About the Role
We're building the core Agent capabilities and Skill ecosystem for Binance Agentic. We're looking for a Product Manager with a strong AI and Web3 background to drive Agent product design, the Harness evaluation framework, end-to-end task validation, and continuous iteration.
You'll need to understand both the capability boundaries of AI Agents and the nuances of Web3 / exchange business scenarios - and proactively rally engineering, business, operations, and partner teams to ship Agent-powered products.
Responsibilities
- Agent Product Design: Own the design of Agent-related capabilities across Binance Agentic, including task flows, user interaction patterns, capability boundaries, failure fallbacks, and result feedback loops.
- Harness & Evaluation: Build and maintain the Harness framework - design test scenarios, define evaluation criteria, curate task sets, analyze performance, and drive actionable iteration recommendations.
- Cross-functional Delivery: Partner closely with Tech Owners, frontend engineers, and Skill design leads to break down business requirements into shippable, testable, production-ready product specs.

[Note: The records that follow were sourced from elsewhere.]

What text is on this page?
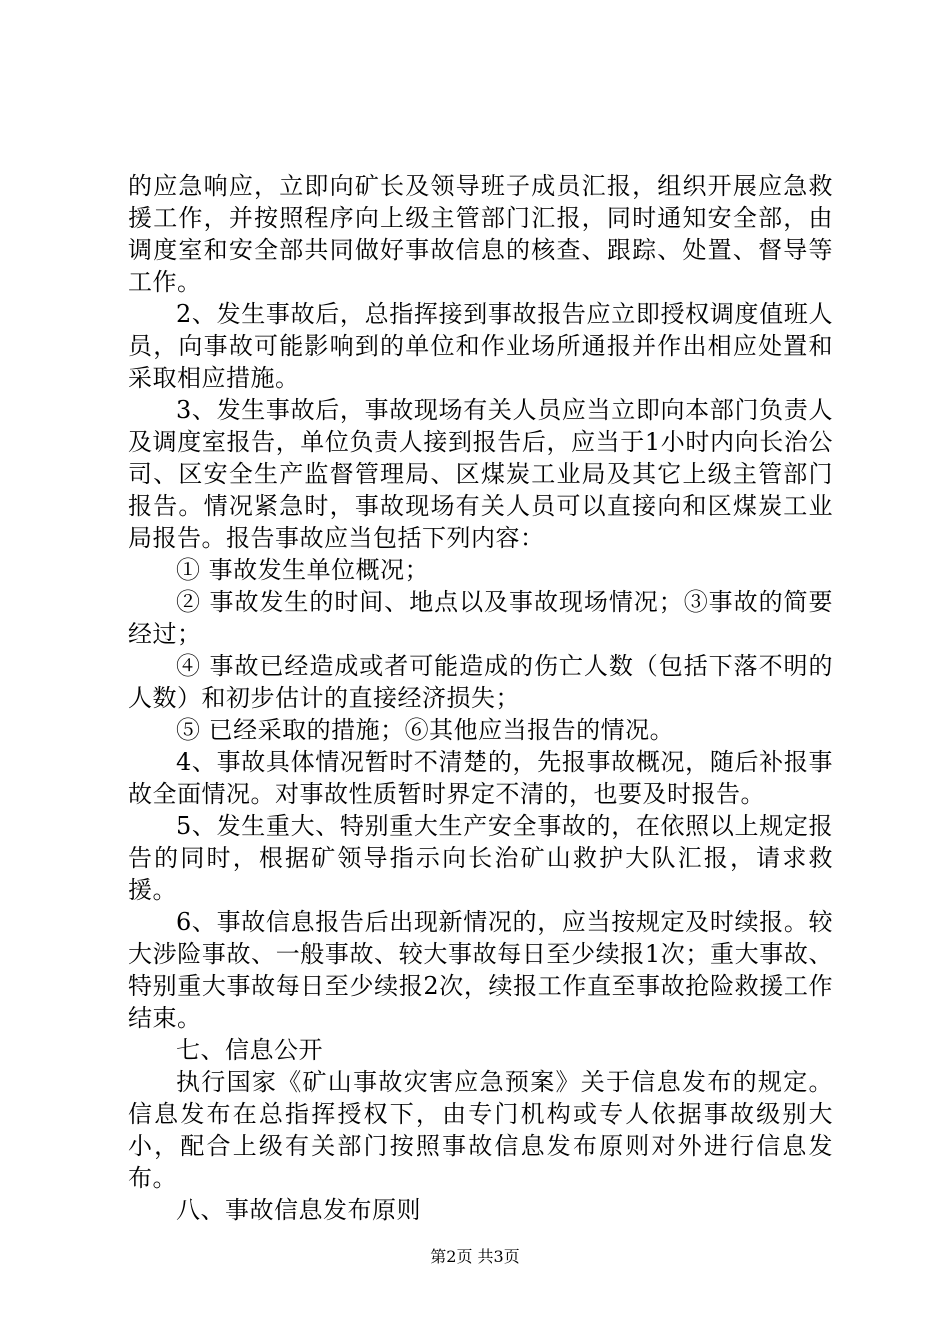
的应急响应，立即向矿长及领导班子成员汇报，组织开展应急救援工作，并按照程序向上级主管部门汇报，同时通知安全部，由调度室和安全部共同做好事故信息的核查、跟踪、处置、督导等工作。

2、发生事故后，总指挥接到事故报告应立即授权调度值班人员，向事故可能影响到的单位和作业场所通报并作出相应处置和采取相应措施。

3、发生事故后，事故现场有关人员应当立即向本部门负责人及调度室报告，单位负责人接到报告后，应当于1小时内向长治公司、区安全生产监督管理局、区煤炭工业局及其它上级主管部门报告。情况紧急时，事故现场有关人员可以直接向和区煤炭工业局报告。报告事故应当包括下列内容：

① 事故发生单位概况；

② 事故发生的时间、地点以及事故现场情况；③事故的简要经过；

④ 事故已经造成或者可能造成的伤亡人数（包括下落不明的人数）和初步估计的直接经济损失；

⑤ 已经采取的措施；⑥其他应当报告的情况。

4、事故具体情况暂时不清楚的，先报事故概况，随后补报事故全面情况。对事故性质暂时界定不清的，也要及时报告。

5、发生重大、特别重大生产安全事故的，在依照以上规定报告的同时，根据矿领导指示向长治矿山救护大队汇报，请求救援。

6、事故信息报告后出现新情况的，应当按规定及时续报。较大涉险事故、一般事故、较大事故每日至少续报1次；重大事故、特别重大事故每日至少续报2次，续报工作直至事故抢险救援工作结束。

七、信息公开

执行国家《矿山事故灾害应急预案》关于信息发布的规定。信息发布在总指挥授权下，由专门机构或专人依据事故级别大小，配合上级有关部门按照事故信息发布原则对外进行信息发布。

八、事故信息发布原则

第2页 共3页
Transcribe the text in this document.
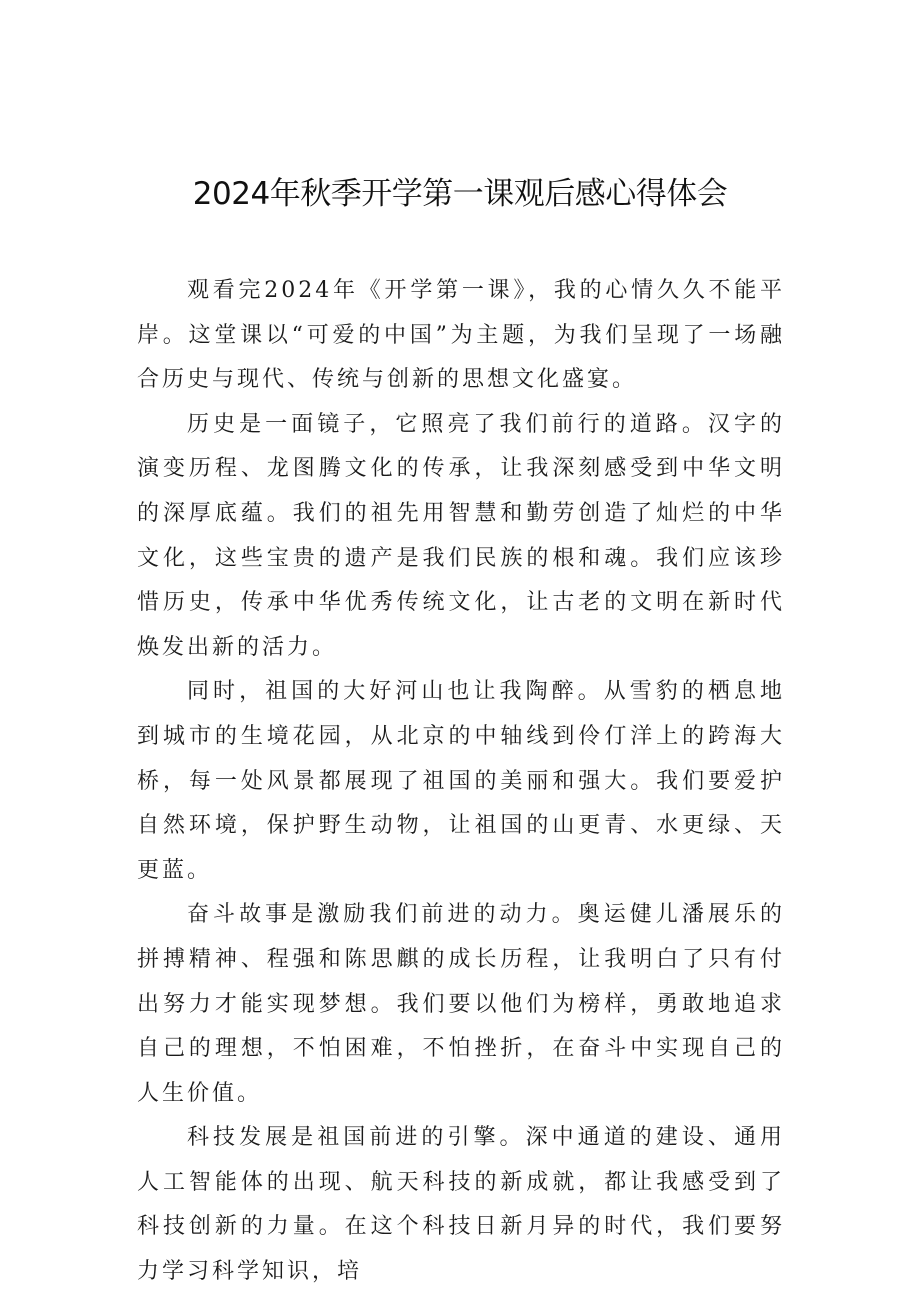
2024年秋季开学第一课观后感心得体会

观看完2024年《开学第一课》，我的心情久久不能平岸。这堂课以“可爱的中国”为主题，为我们呈现了一场融合历史与现代、传统与创新的思想文化盛宴。

历史是一面镜子，它照亮了我们前行的道路。汉字的演变历程、龙图腾文化的传承，让我深刻感受到中华文明的深厚底蕴。我们的祖先用智慧和勤劳创造了灿烂的中华文化，这些宝贵的遗产是我们民族的根和魂。我们应该珍惜历史，传承中华优秀传统文化，让古老的文明在新时代焕发出新的活力。

同时，祖国的大好河山也让我陶醉。从雪豹的栖息地到城市的生境花园，从北京的中轴线到伶仃洋上的跨海大桥，每一处风景都展现了祖国的美丽和强大。我们要爱护自然环境，保护野生动物，让祖国的山更青、水更绿、天更蓝。

奋斗故事是激励我们前进的动力。奥运健儿潘展乐的拼搏精神、程强和陈思麒的成长历程，让我明白了只有付出努力才能实现梦想。我们要以他们为榜样，勇敢地追求自己的理想，不怕困难，不怕挫折，在奋斗中实现自己的人生价值。

科技发展是祖国前进的引擎。深中通道的建设、通用人工智能体的出现、航天科技的新成就，都让我感受到了科技创新的力量。在这个科技日新月异的时代，我们要努力学习科学知识，培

- Web3 Use Case Discovery: Map high-value, deployable Agent use cases across Web3 Wallet, Account, Payment, Trading, and other Binance business lines.
- Industry Tracking: Stay current on AI Agent, MCP, tool-calling, prompt engineering, and automated evaluation developments - and translate them into executable product initiatives for the team.
- Metrics & Quality: Define and track Agent performance metrics, including task success rate, user satisfaction, error rate, response quality, and tool-calling accuracy.
- Continuous Improvement: Proactively identify issues from real-world Agent usage and drive improvements across product, engineering, and operations.
Requirements
- Experience in AI products, Agent products, AIGC applications, automation tools, or developer tooling.
- Background in Web3, exchanges, wallets, payments, on-chain transactions, DeFi, or crypto assets.
Hands-on understanding of how AI Agents work - tool-calling, task planning, context management, and evaluation frameworks.
Strong ownership and learning agility; able to define problems, decompose workstreams, and drive execution in ambiguous environments.
- Solid product fundamentals - clear PRDs, flow diagrams, test cases, acceptance criteria, and iteration plans.
- Excellent cross-team collaboration and communication skills across engineering, design, operations, and business stakeholders.